Estimating the performance of wind-PV hybrid mini-grid systems for rural electrification in Africa

Most rural populations in sub-Saharan Africa do not have access to electricity[1]. Extension of the national electricity grid in rural areas is in many countries slow and uneven. For this reason there is an increasing interest in local mini-grids to improve access to electricity for remote populations. Photovoltaic (PV) powered mini-grid systems with battery storage will often perform at lower cost than grid extension or diesel-powered mini-grids[2]. One disadvantage of PV-powered mini-grids is the lack of power at night, leading to increased battery storage size and more cycling of batteries. Wind generators, not being strongly influenced by daily cycles, could in may complement PV to achieve a better reliability of the hybrid systems. . Hybrid mini-grids have been studied by a number of authors, see for instance[3]. However, such studies have focused on one or a few sites where good time series of wind and/or solar data are available.

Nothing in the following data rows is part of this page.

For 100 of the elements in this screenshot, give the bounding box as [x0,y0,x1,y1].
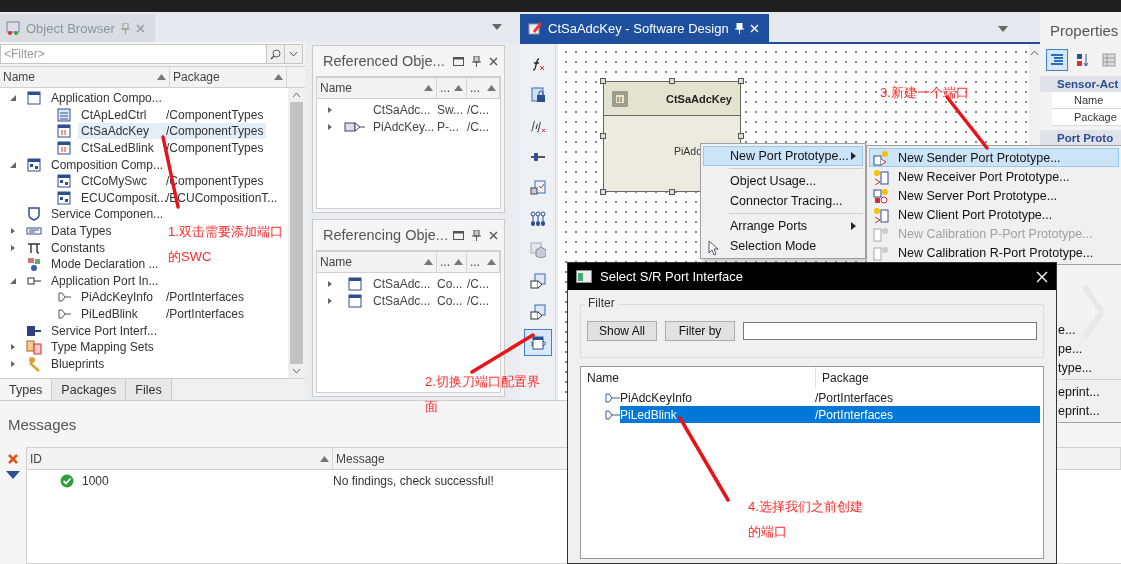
menu-item[interactable]: Selection Mode [703,236,863,256]
column-header[interactable]: ... [467,252,500,272]
scroll-down-icon [292,368,301,374]
filter-icon[interactable] [6,471,20,479]
menu-item[interactable]: New Port Prototype... [703,146,863,166]
tab[interactable]: Types [0,379,53,400]
resize-handle[interactable] [600,133,606,139]
menu-item[interactable]: eprint... [1058,401,1121,420]
pin-icon[interactable] [472,229,481,241]
menu-item[interactable]: pe... [1058,339,1121,358]
tab[interactable]: Files [126,379,172,400]
port-document-icon [529,303,546,320]
sort-arrow-icon [320,455,329,462]
column-header[interactable]: Name [317,252,437,272]
blueprint-icon [26,355,42,372]
mapping-icon [26,339,42,356]
menu-item[interactable]: New Receiver Port Prototype... [869,167,1119,186]
table-icon [1102,53,1116,67]
close-icon[interactable] [489,230,498,240]
categorized-button[interactable] [1046,49,1068,71]
menu-item[interactable]: New Calibration R-Port Prototype... [869,243,1119,262]
tree-item[interactable]: Mode Declaration ... [48,256,162,273]
port-icon [605,409,620,420]
column-header[interactable]: Name [581,367,816,389]
dropdown-caret-icon[interactable] [492,24,502,30]
resize-handle[interactable] [600,189,606,195]
column-header[interactable]: ... [437,78,467,98]
panel-title: Messages [8,415,77,433]
tree-item[interactable]: Constants [48,239,109,256]
list-row[interactable]: PiAdcKeyInfo /PortInterfaces [620,389,1040,406]
mode-icon [26,256,42,273]
menu-item[interactable]: eprint... [1058,382,1121,401]
column-header[interactable]: ID [27,448,333,469]
clear-icon[interactable] [7,453,19,465]
cube-icon [529,241,546,258]
filter-field[interactable] [743,322,1037,340]
tree-item[interactable]: CtSaLedBlink /ComponentTypes [78,140,267,157]
tree-item[interactable]: Data Types [48,223,115,240]
tree-item[interactable]: PiAdcKeyInfo /PortInterfaces [78,289,248,306]
sort-arrow-icon [454,259,463,265]
component-icon [56,140,72,157]
menu-item[interactable]: Arrange Ports [703,216,863,236]
tool-button[interactable] [523,329,552,356]
tree-item[interactable]: Blueprints [48,355,108,372]
resize-handle[interactable] [600,78,606,84]
expanded-arrow-icon[interactable] [9,276,17,285]
tree-item[interactable]: CtSaAdcKey /ComponentTypes [78,123,267,140]
tree-item[interactable]: Type Mapping Sets [48,339,157,356]
expanded-arrow-icon[interactable] [9,94,17,103]
tree-item[interactable]: CtApLedCtrl /ComponentTypes [78,106,267,123]
tree-item[interactable]: Application Port In... [48,272,162,289]
dropdown-caret-icon[interactable] [998,26,1008,32]
sort-icon [1076,53,1090,67]
resize-handle[interactable] [738,78,744,84]
resize-handle[interactable] [669,78,675,84]
menu-item[interactable]: New Sender Port Prototype... [869,148,1119,167]
close-icon[interactable] [489,56,498,66]
list-row[interactable]: PiLedBlink /PortInterfaces [620,406,1040,423]
tree-item[interactable]: PiLedBlink /PortInterfaces [78,306,248,322]
table-cell-text: Co... [437,293,464,308]
sort-arrow-icon [487,85,496,91]
menu-item[interactable]: type... [1058,358,1121,377]
column-header[interactable]: ... [437,252,467,272]
resize-handle[interactable] [669,189,675,195]
port-icon [605,392,620,403]
port-label: PiAdc [674,145,702,157]
filter-button[interactable]: Show All [587,321,657,341]
table-cell-text: PiAdcKey... [373,119,436,134]
tree-item[interactable]: Service Componen... [48,206,167,223]
column-header[interactable]: Name [0,67,170,87]
port-icon [344,120,366,133]
scrollbar[interactable] [288,88,305,378]
table-cell-text: Co... [437,276,464,291]
menu-item[interactable]: Connector Tracing... [703,191,863,211]
expanded-arrow-icon[interactable] [9,160,17,169]
tree-item[interactable]: Application Compo... [48,90,165,107]
filter-field[interactable]: <Filter> [0,44,267,64]
tree-item[interactable]: Composition Comp... [48,156,167,173]
resize-handle[interactable] [738,133,744,139]
maximize-icon[interactable] [453,230,464,240]
annotation-text: 1.双击需要添加端口的SWC [168,223,284,266]
column-header[interactable]: Name [317,78,437,98]
column-header[interactable]: Package [170,67,287,87]
property-name: Package [1052,109,1121,126]
window-icon [347,275,363,292]
tab[interactable]: Packages [52,379,127,400]
tree-item[interactable]: Service Port Interf... [48,322,161,339]
panel-title: Referencing Obje... [323,227,448,243]
maximize-icon[interactable] [453,56,464,66]
menu-item[interactable]: e... [1058,320,1121,339]
edit-document-icon [528,21,542,35]
menu-item[interactable]: New Client Port Prototype... [869,205,1119,224]
menu-item[interactable]: New Server Port Prototype... [869,186,1119,205]
pin-icon[interactable] [472,55,481,67]
filter-button[interactable]: Filter by [665,321,735,341]
column-header[interactable]: ... [467,78,500,98]
table-cell-text: P-... [437,119,460,134]
search-button[interactable] [267,44,285,64]
port-prototype-icon [873,244,889,261]
column-header[interactable]: Package [816,367,1043,389]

With the availability of solar radiation and wind data over large geographical areas it becomes feasible to study hybrid PV-wind systems for entire regions. Here we propose a calculation method to study and optimize PV-wind mini-grid systems using geospatial solar and wind data. For the present study, solar radiation data have been calculated from satellite data by the CM SAF collaboration (www.cmsaf.eu), where several years of hourly solar radiation data (global and direct) are available at a spatial resolution of ~3km[4]. The solar radiation data are combined with models for inclined-plane irradiance and PV performance models to calculate hourly PV energy output[5]. Hourly wind data have been obtained from the ECMWF integrated forecast system (IFS). In the analysed years (2012-2015), the model received relatively minor modifications and the output was available with the same grid spacing of 0.125o. A model for the turbine power is applied for each hour taking into account air density and the published wind power curve of the chosen turbine. The PV and wind power time series are then combined with data on battery performance and electricity consumption to calculate the performance and optimum configuration of hybrid mini-grid systems for the whole of Africa.